HANA is the application vendor's first step in a multi-year plan to reinvent enterprise IT with in-memory computing.
HANA uses a data replication server from SAP's recently acquired Sybase unit to copy data from any source system into HANA. The latency of that data movement is as low as milliseconds, according to Sikka.

SAP declined to detail specific configurations or pricing of appliances. In fact, it said it will not publically release the pricing of its software, disclosing terms only to customers participating in early deployments.

One such customer is Hilti, a manufacturer that participated in early tests of HANA. A Hilti executive said the company has successfully piloted a customer reporting application involving some nine million customer records. The report previously took two to three hours and involved multiple query steps, but in HANA it's a one-step query that takes just two to three seconds, according to Christi Ritter of Hilti's global IT organization.

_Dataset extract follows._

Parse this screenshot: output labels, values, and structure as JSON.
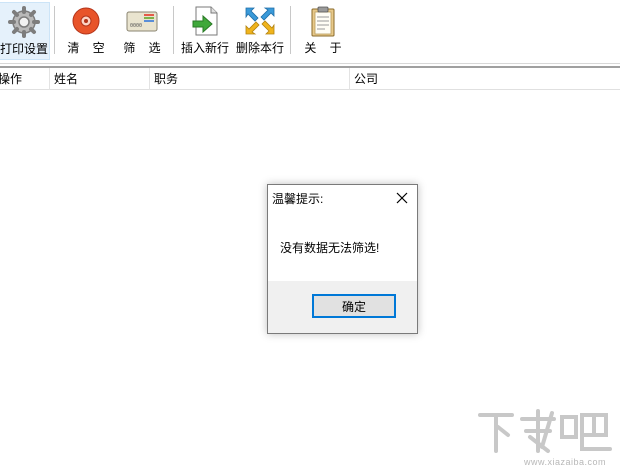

"HANA will have a deep impact and will be the starting point for a transformation not only in IT, but in our ability to provide information to the people who are directly involved in transactional operations," Ritter said. He noted that end users could ask questions and gain insights instantly rather than having to wait for ETL batch processes involving IT.

Hilti's next step will be to move open-order and customer-view reports into HANA. If results are consistent with the initial pilot, the company could save as much as one full-time-equivalent in each of 70 global marketing groups, Ritter said.

HANA is decidedly not a big-data appliance in that RAM remains as much as 20 times more expensive than comparable disk-based storage capacity, according to Gartner analyst Donald Feinberg. That said, Feinberg predicts SAP's rivals will also move toward in-memory database structures as hardware vendors turn out blades with more processing cores and memory at ever-lower cost.

"If HP, IBM and Dell can create these boards, there's no reason [Oracle] Sun can't," Feinberg said, adding "Larry Ellison has commented that Oracle will have an in-memory, column-store database by next year."

Whether Oracle and others will also propose taking layers out of the IT stack, as SAP has, remains to be seen. For now, HANA is an add-on to existing environments, so it has to justify a payback without the promise of cutting cost from existing deployments.

"If you can save $50 million on a $2 million investment, there isn't a company that wouldn't do that," Feinberg said. "But you have to have a high-value application to rationalize the investment."